Job sometimes failing due to library installation error of Pypi library
- Mark as New
- Bookmark
- Subscribe
- Mute
- Subscribe to RSS Feed
- Permalink
- Report Inappropriate Content
Wednesday
I am running a job on a Cluster from a compute pool that is installing a package from our Azure Artifacts Feed. My task is supposed to run a wheel task from our library which has about a dozen dependencies.
For more than 95% of the runs this job works fine, but every now and then it fails with a library installation error.
run failed with error message
Library installation failed for library due to user error for pypi {
package: "our-library"
repo: "our-feed"
}
Error messages:
Library installation attempted on the driver node of cluster id and failed. Please refer to the following error message or contact Databricks support. Error code: FAULT_OTHER, error message: org.apache.spark.SparkException:
java.lang.Throwable: Process List(/bin/su, libraries, -c, bash /local_disk0/.ephemeral_nfs/cluster_libraries/python/python_start_clusterwide.sh /local_disk0/.ephemeral_nfs/cluster_libraries/python/bin/pip install 'our-library' --index-url our-feed --disable-pip-version-check) exited with code 1. ERROR: THESE PACKAGES DO NOT MATCH THE HASHES FROM THE REQUIREMENTS FILE. If you have updated the package versions, please update the hashes. Otherwise, examine the package contents carefully; someone may have tampered with them.
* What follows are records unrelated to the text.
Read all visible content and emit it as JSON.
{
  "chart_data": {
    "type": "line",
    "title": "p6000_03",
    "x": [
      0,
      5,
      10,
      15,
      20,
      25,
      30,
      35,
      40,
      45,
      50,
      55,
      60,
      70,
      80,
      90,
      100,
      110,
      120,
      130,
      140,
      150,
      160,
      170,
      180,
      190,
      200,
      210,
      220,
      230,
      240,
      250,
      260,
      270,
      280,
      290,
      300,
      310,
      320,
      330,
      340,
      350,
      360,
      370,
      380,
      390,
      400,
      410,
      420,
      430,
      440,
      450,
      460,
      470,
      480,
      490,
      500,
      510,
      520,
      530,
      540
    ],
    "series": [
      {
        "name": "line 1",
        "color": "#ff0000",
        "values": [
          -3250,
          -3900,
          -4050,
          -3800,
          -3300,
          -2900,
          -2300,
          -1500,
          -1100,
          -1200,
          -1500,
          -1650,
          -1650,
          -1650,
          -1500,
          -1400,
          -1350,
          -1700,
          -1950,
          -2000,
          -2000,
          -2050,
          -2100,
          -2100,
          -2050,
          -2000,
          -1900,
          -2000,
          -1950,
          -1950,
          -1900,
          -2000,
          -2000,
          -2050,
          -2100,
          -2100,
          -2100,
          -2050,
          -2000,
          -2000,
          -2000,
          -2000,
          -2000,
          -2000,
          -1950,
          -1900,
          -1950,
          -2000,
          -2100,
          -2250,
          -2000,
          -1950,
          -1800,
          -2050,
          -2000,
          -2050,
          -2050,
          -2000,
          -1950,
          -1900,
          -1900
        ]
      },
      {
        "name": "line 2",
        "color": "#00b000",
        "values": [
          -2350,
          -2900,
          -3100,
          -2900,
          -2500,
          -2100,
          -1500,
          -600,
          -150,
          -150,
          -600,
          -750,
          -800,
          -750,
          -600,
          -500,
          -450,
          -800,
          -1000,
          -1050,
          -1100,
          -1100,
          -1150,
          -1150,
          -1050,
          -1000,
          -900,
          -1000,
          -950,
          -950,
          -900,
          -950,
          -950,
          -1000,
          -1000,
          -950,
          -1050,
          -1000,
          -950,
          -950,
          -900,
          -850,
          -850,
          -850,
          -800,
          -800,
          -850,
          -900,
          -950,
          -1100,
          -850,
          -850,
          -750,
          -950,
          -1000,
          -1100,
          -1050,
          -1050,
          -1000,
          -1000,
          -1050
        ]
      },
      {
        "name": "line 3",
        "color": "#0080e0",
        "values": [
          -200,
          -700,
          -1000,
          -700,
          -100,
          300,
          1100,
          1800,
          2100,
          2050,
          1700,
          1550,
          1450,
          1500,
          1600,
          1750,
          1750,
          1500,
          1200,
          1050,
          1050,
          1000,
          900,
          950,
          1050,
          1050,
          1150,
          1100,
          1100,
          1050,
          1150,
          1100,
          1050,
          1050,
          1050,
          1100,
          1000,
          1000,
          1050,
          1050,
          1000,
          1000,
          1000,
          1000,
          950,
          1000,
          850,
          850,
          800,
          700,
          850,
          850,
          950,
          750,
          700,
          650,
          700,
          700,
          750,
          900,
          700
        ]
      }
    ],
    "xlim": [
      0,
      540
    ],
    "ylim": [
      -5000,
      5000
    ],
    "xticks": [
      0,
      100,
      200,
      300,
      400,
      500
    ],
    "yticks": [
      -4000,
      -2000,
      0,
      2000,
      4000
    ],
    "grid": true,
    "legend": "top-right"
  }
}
azure-mgmt-storage==21.1.0 from our-feed/pypi/download/azure-mgmt-storage/21.1/azure_mgmt_storage-21.1.0-py3-none-any.whl#sha256=593f2544fc4f05750c4fe7ca4d83c32ea1e9d266e57899bbf79ce5940124e8cc (from our-library):
Expected sha256 593f2544fc4f05750c4fe7ca4d83c32ea1e9d266e57899bbf79ce5940124e8cc
Got d7782b389ae84fb0d2d4710e3ff4172af06308598b02dfe176165322d4117163
This error occurs for packages that are dependencies of our library, for example with the pandas or azure-mgmt-storage library. I have not been able to figure out why these installation problems occur. The error also occured for different jobs that were using different entry points of the same package.
One suspicion that I have is that the cluster is somehow being reused (as it comes for a compute pool) from a previous run of a different job and a cached version of the library is being used. But even then all our jobs use the same version of the pandas library and there should not be a difference in the hash.
I wanted to try using the -no-cache-dir option for pip but was not able to set that yet. I hope that by ignoring cached packages this error can be avoided. I tried setting an environment variable on the job cluster
PIP_NO_CACHE_DIR=true
but the option was still ignored when installing libraries. Does somebody know how to add options to pip on how to install cluster libraries from a Azure feed?
I would appreciate any help, as I'm quite stuck on how to keeps this error from appearing.